Chapitre 212 des Chroniques de Livaï
Je suis juste en train de signer mon rapport quand Livaï entre dans mon bureau. Sans frapper, comme cela lui arrive une fois sur deux. Il faudra que je le rappelle à l'ordre là-dessus, ma tolérance a des limites.
Il n'oublie pas de saluer pour autant et se tient devant moi, droit et immobile, attendant patiemment que je lève les yeux de ma feuille et repose ma plume. J'enlève mes lunettes de lecture et lui demande ce qui l'amène, tout en lui signalant de rompre le salut. Il se détend un peu et m'annonce qu'il aimerait pouvoir s'absenter plus longtemps que prévu. Demain, c'est son jour de relâche et il me demande une prolongation. Pour quel motif ? Où te rends-tu ? A la capitale, me répond-t-il. Inutile d'exiger des détails, je me doute de sa destination.

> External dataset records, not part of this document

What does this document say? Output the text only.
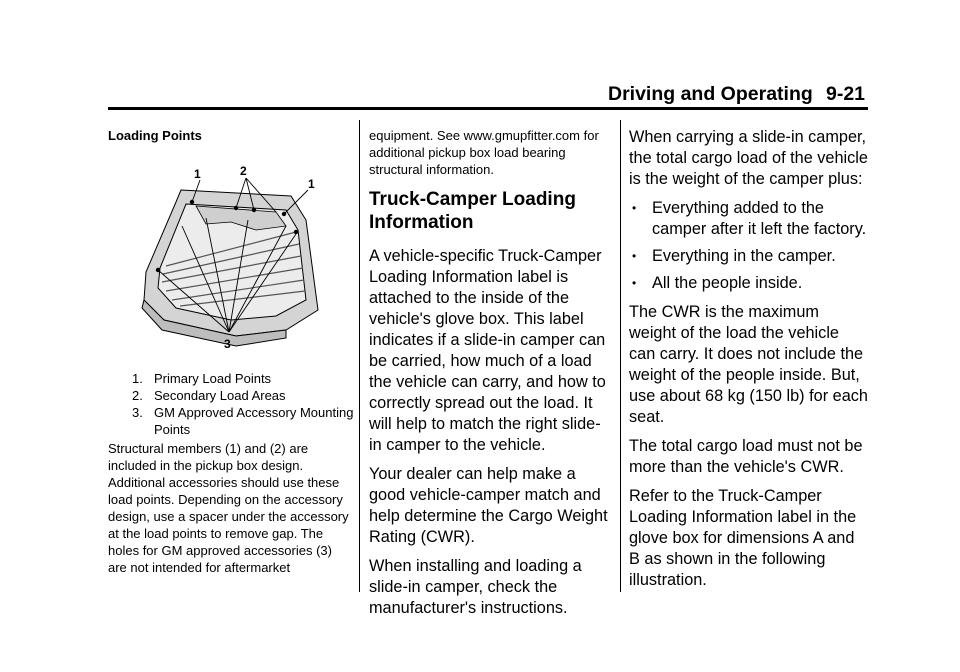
Driving and Operating 9-21

Loading Points

1	2
1
3
1. Primary Load Points
2. Secondary Load Areas
3. GM Approved Accessory Mounting Points

Structural members (1) and (2) are included in the pickup box design. Additional accessories should use these load points. Depending on the accessory design, use a spacer under the accessory at the load points to remove gap. The holes for GM approved accessories (3) are not intended for aftermarket

equipment. See www.gmupfitter.com for additional pickup box load bearing structural information.

Truck-Camper Loading Information

A vehicle-specific Truck-Camper Loading Information label is attached to the inside of the vehicle's glove box. This label indicates if a slide-in camper can be carried, how much of a load the vehicle can carry, and how to correctly spread out the load. It will help to match the right slide-in camper to the vehicle.

Your dealer can help make a good vehicle-camper match and help determine the Cargo Weight Rating (CWR).

When installing and loading a slide-in camper, check the manufacturer's instructions.

When carrying a slide-in camper, the total cargo load of the vehicle is the weight of the camper plus:

• Everything added to the camper after it left the factory.
• Everything in the camper.
• All the people inside.

The CWR is the maximum weight of the load the vehicle can carry. It does not include the weight of the people inside. But, use about 68 kg (150 lb) for each seat.

The total cargo load must not be more than the vehicle's CWR.

Refer to the Truck-Camper Loading Information label in the glove box for dimensions A and B as shown in the following illustration.
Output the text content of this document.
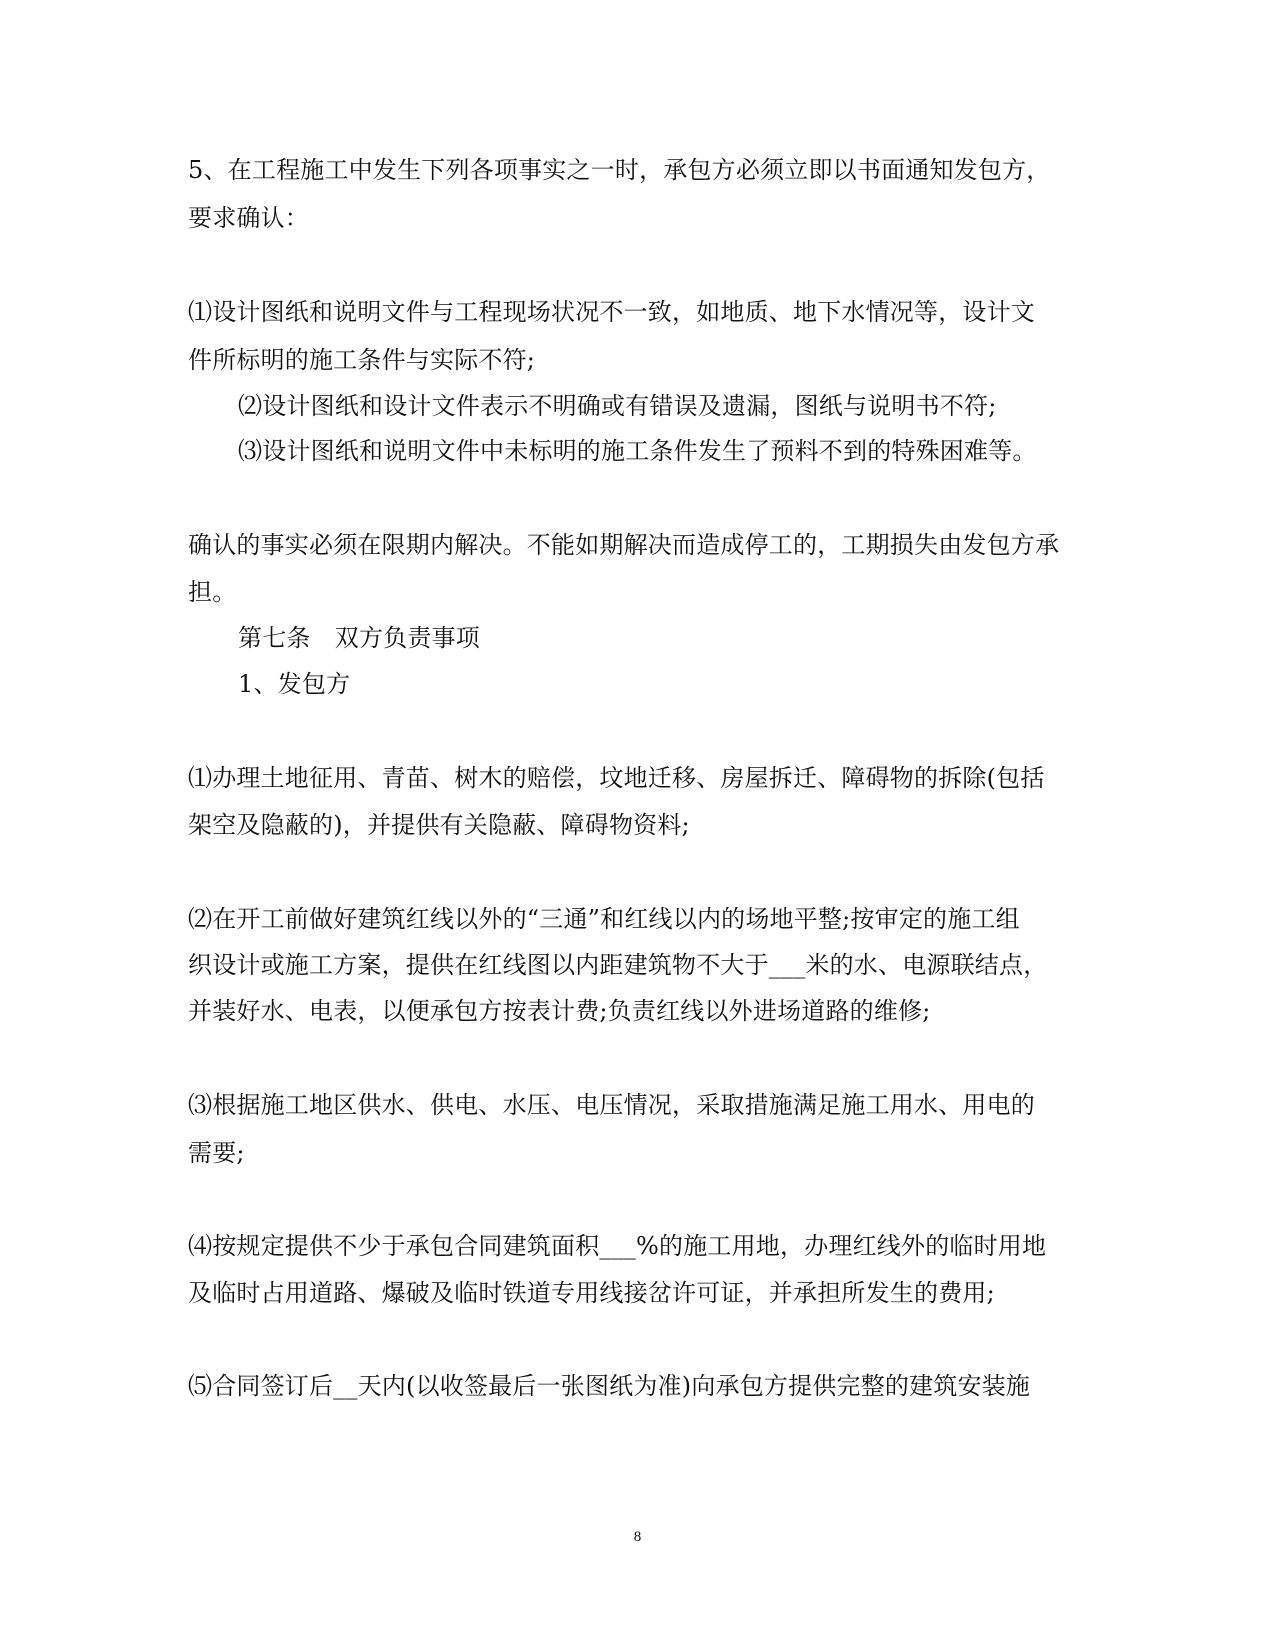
5、在工程施工中发生下列各项事实之一时，承包方必须立即以书面通知发包方，
要求确认：
⑴设计图纸和说明文件与工程现场状况不一致，如地质、地下水情况等，设计文
件所标明的施工条件与实际不符;
⑵设计图纸和设计文件表示不明确或有错误及遗漏，图纸与说明书不符;
⑶设计图纸和说明文件中未标明的施工条件发生了预料不到的特殊困难等。
确认的事实必须在限期内解决。不能如期解决而造成停工的，工期损失由发包方承
担。
第七条　双方负责事项
1、发包方
⑴办理土地征用、青苗、树木的赔偿，坟地迁移、房屋拆迁、障碍物的拆除(包括
架空及隐蔽的)，并提供有关隐蔽、障碍物资料;
⑵在开工前做好建筑红线以外的“三通”和红线以内的场地平整;按审定的施工组
织设计或施工方案，提供在红线图以内距建筑物不大于___米的水、电源联结点，
并装好水、电表，以便承包方按表计费;负责红线以外进场道路的维修;
⑶根据施工地区供水、供电、水压、电压情况，采取措施满足施工用水、用电的
需要;
⑷按规定提供不少于承包合同建筑面积___%的施工用地，办理红线外的临时用地
及临时占用道路、爆破及临时铁道专用线接岔许可证，并承担所发生的费用;
⑸合同签订后__天内(以收签最后一张图纸为准)向承包方提供完整的建筑安装施
8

Je me penche en arrière dans mon fauteuil et l'observe un instant. Sa conduite a été irréprochable depuis son intégration, il a pris part à tous les exercices sans broncher et a même fait progresser l'escouade. Irréprochable si j'élimine ses innombrables manquements à la politesse... Peut-être devrais-je le réprimander aussi à ce sujet, mais je n'en ai pas le coeur. Il commence à peine à s'habituer à vivre avec nous, autant ne pas faire en sorte qu'il se renferme sur lui-même.
Il a bien travaillé, il mérite bien ce congé. Cependant, je lui signale que je dois me rendre moi-même dans deux jours à la capitale, et que s'il veut bien attendre jusque là, nous pouvons faire la route ensemble en diligence militaire. L'idée ne semble guère lui plaire et il me répond qu'il ne peut pas attendre et qu'il partirait même sur le champ s'il le pouvait. Ca, ce n'est pas possible, vous avez des choses prévues pour aujourd'hui. Après la pause de midi, vous avez un entraînement équestre puis un cours stratégique, qui sera essentiel pour la prochaine expédition. Tu ne peux le manquer.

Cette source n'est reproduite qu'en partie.